I am parsing a XML file in Java using the W3C DOM. I am stuck at a specific problem, I can\'t figure out how to get the whole inner XML of a node.
The node looks lik
er... you could also call toString() and just chop off the beginning and end tags, either manually or using regexps.
edit: toString() doesn't do what I expected. Pulling out the O'Reilly Java & XML book talks about the Load and Save module of Java DOM.
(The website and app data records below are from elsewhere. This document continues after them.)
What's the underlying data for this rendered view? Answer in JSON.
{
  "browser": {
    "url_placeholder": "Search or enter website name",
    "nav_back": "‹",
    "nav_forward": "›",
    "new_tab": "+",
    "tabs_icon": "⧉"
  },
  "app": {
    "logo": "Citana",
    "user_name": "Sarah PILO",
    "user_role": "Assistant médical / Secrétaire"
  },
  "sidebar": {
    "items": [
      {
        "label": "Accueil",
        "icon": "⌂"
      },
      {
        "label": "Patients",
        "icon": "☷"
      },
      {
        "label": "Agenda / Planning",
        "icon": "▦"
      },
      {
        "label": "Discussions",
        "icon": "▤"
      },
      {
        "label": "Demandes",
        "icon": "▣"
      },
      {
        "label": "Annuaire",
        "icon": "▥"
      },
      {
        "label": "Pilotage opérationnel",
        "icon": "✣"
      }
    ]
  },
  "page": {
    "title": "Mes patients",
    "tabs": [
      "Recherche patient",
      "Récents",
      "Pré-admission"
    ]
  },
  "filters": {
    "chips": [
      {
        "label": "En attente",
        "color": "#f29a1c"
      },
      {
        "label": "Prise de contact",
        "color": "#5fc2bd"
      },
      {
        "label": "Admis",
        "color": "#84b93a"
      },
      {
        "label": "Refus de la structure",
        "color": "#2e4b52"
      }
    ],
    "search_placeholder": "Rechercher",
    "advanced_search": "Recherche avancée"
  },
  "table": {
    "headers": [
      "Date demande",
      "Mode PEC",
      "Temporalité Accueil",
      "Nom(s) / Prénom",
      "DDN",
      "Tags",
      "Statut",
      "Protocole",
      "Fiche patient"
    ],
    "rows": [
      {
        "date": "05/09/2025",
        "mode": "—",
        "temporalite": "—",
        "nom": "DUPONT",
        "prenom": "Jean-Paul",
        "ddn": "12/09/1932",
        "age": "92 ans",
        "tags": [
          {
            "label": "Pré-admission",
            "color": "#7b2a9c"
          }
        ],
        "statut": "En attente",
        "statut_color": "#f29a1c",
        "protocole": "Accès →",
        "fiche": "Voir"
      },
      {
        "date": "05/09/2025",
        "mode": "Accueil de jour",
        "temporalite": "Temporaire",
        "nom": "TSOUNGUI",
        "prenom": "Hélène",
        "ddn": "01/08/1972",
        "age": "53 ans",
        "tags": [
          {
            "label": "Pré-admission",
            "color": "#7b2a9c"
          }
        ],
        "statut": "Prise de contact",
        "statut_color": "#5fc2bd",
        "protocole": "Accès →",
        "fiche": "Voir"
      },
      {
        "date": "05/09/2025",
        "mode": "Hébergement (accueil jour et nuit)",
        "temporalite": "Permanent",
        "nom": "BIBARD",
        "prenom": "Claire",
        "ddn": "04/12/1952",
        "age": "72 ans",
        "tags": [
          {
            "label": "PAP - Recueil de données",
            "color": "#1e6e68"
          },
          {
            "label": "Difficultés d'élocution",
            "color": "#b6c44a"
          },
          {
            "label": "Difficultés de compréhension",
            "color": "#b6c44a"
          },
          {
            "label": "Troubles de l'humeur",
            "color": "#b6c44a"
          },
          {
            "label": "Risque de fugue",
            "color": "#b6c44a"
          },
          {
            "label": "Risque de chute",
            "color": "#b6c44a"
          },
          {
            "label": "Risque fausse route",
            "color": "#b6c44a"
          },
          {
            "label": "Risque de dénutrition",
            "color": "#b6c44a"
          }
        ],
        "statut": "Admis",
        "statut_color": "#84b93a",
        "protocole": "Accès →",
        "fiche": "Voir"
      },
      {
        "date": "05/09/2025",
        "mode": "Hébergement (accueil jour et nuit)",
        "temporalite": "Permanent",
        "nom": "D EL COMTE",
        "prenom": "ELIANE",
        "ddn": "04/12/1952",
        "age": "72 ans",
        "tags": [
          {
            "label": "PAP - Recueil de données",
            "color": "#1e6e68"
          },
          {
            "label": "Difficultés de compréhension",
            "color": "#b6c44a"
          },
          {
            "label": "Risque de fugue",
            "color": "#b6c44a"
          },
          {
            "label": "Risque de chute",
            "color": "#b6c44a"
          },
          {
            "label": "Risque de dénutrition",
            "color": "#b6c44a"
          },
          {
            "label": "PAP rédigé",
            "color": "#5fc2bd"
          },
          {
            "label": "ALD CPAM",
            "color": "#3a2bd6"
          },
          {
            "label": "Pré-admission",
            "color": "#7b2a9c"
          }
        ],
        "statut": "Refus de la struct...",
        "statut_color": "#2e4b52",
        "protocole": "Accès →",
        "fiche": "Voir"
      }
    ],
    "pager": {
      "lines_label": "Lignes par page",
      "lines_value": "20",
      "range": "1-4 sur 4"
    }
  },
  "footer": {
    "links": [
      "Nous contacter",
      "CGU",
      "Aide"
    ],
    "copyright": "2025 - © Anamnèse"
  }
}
See in particular the LSSerializer which looks very promising. You could either call writeToString(node) and chop off the beginning and end tags, as I suggested, or try to use LSSerializerFilter to not print the top node tags (not sure if that would work; I admit I've never used LSSerializer before.)
Reading the O'Reilly book seems to indicate doing something like this:
DOMImplementationRegistry registry = DOMImplementationRegistry.newInstance();
DOMImplementationLS lsImpl =
(DOMImplementationLS)registry.getDOMImplementation("LS");
LSSerializer serializer = lsImpl.createLSSerializer();
String nodeString = serializer.writeToString(node);
node.getTextContent();
You ought to be using JDom of Dom4J to handle nodes, if for no other reasons, to handle whitespace correctly.
To remove unneccesary tags probably such code can be used:
DOMConfiguration config = serializer.getDomConfig(); config.setParameter("canonical-form", true);
But it will not always work, because "canonical-form=true" is optional
I know this was asked long ago but for the next person searching (was me today), this works with JDOM:
JDOMXPath xpath = new JDOMXPath("/td");
String innerXml = (new XMLOutputter()).outputString(xpath.selectNodes(document));
This passes a list of all child nodes into outputString, which will serialize them out in order.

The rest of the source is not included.